Recently, it all acted dead. Nothing would bring it alive. I checked the
cmos battery and the voltage was 2.8. I found if I left it out, the system
(W2k) would boot properly. Each time I rebooted though, I'd have to set the
date/time and processor speed. When I put in a new battery, it wouldn't
boot. After several boot attempts with the new battery, it finally began
booting into W2K properly. I hypothesize that keeping the battery in longer
allowed the capacitors in cmos to charge up enough to work fully.

In any case, while doing all the above, I had lots of problems with the
on/off and reset switch. Once things began to clear up, the problems seemed
to go away. I suspect cmos had something to do with that. Is that reasonable?

After several hours of just leaving W2k up, I shut it down. It seemed like
it was doing just fine when the screen went blank but power was still on. I
waited but it stayed that way. Finally I turned off the power. Is this
another bios related problem? Maybe more charging is required. Later today,
I'll try the same shutdown and observe carefully what does happen.
 
W. Watson said:
I'm using the Subject line board with an Athlon XP 2000+ processor.
Recently, it all acted dead. Nothing would bring it alive. I checked the
cmos battery and the voltage was 2.8. I found if I left it out, the
system (W2k) would boot properly. Each time I rebooted though, I'd have
to set the date/time and processor speed. When I put in a new battery,
it wouldn't boot. After several boot attempts with the new battery, it
finally began booting into W2K properly. I hypothesize that keeping the
battery in longer allowed the capacitors in cmos to charge up enough to
work fully.

In any case, while doing all the above, I had lots of problems with the
on/off and reset switch. Once things began to clear up, the problems
seemed to go away. I suspect cmos had something to do with that. Is that
reasonable?

After several hours of just leaving W2k up, I shut it down.

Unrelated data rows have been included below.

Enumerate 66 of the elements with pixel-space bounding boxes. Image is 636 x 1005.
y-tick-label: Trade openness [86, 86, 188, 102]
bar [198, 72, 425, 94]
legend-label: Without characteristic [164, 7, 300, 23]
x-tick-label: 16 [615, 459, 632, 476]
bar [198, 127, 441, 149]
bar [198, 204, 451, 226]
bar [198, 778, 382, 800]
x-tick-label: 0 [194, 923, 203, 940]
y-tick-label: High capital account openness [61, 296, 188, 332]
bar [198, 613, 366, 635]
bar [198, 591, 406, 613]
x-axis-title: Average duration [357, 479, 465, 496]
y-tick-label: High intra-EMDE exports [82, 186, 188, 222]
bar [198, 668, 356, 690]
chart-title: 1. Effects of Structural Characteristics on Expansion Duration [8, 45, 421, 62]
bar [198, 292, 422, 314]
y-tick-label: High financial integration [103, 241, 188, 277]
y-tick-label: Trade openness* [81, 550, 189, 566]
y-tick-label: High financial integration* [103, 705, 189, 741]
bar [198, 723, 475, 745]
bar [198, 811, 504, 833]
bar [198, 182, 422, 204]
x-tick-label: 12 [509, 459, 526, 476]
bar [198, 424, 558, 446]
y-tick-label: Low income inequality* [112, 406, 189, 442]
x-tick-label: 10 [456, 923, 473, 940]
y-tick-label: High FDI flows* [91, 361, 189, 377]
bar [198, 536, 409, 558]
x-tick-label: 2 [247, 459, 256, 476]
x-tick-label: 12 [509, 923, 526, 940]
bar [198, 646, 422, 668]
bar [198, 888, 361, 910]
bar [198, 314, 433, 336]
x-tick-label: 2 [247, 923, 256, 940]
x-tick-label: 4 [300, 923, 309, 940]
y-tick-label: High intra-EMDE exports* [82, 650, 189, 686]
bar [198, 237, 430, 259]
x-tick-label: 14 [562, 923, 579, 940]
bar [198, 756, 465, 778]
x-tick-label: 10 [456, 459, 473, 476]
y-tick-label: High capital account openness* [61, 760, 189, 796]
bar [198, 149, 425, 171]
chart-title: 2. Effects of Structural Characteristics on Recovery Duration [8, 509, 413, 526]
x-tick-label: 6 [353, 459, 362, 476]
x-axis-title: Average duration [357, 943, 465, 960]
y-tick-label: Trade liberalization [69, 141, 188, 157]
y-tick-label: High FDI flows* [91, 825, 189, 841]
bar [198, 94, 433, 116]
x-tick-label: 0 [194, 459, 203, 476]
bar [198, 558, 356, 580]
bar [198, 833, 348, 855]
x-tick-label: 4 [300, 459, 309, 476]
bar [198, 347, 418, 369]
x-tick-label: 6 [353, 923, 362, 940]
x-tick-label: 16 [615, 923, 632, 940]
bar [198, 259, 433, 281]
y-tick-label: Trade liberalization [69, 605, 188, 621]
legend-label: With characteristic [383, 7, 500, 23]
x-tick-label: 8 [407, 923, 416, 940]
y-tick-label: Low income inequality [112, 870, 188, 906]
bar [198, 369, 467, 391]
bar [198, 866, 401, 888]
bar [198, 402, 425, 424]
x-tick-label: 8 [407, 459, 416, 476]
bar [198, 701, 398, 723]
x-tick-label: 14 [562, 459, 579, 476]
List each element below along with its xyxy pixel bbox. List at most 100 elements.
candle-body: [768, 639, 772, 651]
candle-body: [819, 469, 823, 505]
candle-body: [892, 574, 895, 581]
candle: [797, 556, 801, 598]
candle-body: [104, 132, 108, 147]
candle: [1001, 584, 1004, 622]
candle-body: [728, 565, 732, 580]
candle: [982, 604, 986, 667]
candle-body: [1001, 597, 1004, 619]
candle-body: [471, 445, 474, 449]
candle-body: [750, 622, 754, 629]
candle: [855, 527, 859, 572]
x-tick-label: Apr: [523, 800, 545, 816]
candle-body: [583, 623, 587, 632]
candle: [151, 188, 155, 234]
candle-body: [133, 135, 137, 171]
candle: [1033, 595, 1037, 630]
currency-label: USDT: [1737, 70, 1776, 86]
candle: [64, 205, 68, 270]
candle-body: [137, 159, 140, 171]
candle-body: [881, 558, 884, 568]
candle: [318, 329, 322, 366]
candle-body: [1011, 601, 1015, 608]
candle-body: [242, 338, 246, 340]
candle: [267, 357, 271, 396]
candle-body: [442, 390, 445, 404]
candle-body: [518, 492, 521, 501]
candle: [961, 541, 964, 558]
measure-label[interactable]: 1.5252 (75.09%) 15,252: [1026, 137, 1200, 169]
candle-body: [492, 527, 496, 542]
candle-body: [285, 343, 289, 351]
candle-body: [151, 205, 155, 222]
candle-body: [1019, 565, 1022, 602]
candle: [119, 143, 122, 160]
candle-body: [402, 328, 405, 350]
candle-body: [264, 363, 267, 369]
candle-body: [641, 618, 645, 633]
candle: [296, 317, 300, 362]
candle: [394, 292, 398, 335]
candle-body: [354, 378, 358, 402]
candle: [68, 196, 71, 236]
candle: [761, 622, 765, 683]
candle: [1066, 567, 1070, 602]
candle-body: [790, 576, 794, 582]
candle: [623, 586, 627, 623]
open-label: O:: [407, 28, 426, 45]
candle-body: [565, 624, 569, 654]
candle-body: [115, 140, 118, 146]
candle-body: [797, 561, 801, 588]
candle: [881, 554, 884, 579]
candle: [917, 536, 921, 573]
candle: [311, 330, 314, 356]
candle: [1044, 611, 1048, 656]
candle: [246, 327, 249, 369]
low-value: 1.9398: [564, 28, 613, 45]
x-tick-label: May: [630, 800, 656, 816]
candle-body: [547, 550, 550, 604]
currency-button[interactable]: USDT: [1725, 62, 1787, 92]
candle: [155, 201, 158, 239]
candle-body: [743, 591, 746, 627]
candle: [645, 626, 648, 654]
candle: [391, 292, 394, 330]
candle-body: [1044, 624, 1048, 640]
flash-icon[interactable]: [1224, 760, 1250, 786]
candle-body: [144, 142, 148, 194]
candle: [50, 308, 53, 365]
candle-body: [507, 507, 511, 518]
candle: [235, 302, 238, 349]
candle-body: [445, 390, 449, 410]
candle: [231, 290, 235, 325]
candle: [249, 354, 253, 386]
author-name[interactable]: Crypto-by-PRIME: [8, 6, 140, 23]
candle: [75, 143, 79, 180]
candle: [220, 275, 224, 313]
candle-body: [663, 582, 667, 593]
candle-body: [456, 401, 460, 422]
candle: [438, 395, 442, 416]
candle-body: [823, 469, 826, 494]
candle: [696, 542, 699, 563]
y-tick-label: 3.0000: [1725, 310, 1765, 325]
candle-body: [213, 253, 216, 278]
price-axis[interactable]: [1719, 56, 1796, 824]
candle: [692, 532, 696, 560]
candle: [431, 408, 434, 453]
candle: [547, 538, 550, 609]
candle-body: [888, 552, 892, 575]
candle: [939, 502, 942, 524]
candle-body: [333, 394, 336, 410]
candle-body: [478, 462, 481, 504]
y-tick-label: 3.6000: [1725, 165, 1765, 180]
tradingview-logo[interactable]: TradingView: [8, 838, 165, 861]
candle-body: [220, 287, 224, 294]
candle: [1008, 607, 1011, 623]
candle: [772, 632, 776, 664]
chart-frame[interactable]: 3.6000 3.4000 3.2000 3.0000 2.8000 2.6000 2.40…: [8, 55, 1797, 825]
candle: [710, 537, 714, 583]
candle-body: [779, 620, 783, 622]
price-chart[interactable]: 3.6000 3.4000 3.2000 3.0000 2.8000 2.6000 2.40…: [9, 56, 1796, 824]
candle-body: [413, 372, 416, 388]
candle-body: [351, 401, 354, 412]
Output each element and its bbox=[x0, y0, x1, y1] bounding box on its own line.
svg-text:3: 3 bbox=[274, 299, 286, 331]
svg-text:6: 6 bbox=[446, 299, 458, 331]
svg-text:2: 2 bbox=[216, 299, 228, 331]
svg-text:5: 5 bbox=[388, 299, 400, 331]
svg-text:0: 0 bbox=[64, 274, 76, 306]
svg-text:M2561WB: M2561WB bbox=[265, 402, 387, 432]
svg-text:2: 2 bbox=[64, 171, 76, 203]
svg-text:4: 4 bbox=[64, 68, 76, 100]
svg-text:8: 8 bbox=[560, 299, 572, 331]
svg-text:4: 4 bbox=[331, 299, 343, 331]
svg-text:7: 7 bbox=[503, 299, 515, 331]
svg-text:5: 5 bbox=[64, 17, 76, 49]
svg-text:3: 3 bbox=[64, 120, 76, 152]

It seemed
like it was doing just fine when the screen went blank but power was
still on. I waited but it stayed that way. Finally I turned off the
power. Is this another bios related problem? Maybe more charging is
required. Later today, I'll try the same shutdown and observe carefully
what does happen.

Don't forget, that when +5VSB is available (i.e. switch is on, on the back
of the computer), that "charges the capacitors" *instantly* to their normal
voltage. The +5VSB is a "hard" path. So hard in fact, that it can burn
the steering diodes. The capacitors won't argue, when +5VSB is present.

The battery does have a 1K ohm series resistor, which might slow the charging
rate, but we're talking about short time intervals here. Not long periods
of time. Otherwise, people would be flummoxed every time they change
batteries, and we'd have many more reports of strange symptoms right
after a battery change. The last time I changed a battery, my system was
good to go on the next boot.

I suspect you are dealing with two problems at the same time, and the
battery is more or less a red herring. Something else much more critical
is going on, such as a power supply failure.

For example, if I look at some specs, a chipset might specify a Vbatt
minimum of 2.0V. There are Schottky steering diodes in the battery
path, to prevent charging of the CMOS battery, which adds about 0.4V
to the required minimum voltage. Which means the CMOS battery should
still function at 2.4V. A fresh battery is over 3V, and your battery
at 2.8V should still have worked. So I'm not convinced that the battery
is the whole story. You are probably right to replace it, because the
battery sounds like it is beginning to fail, but since your system
switched itself off, you have to look elsewhere for an explanation,
like the power supply. Or even an overheating processor, that has
shut off power to protect itself (not all S462 boards have thermal
protection, and the ones that do, use custom solutions to do it -
only some of those have programmable thresholds for example).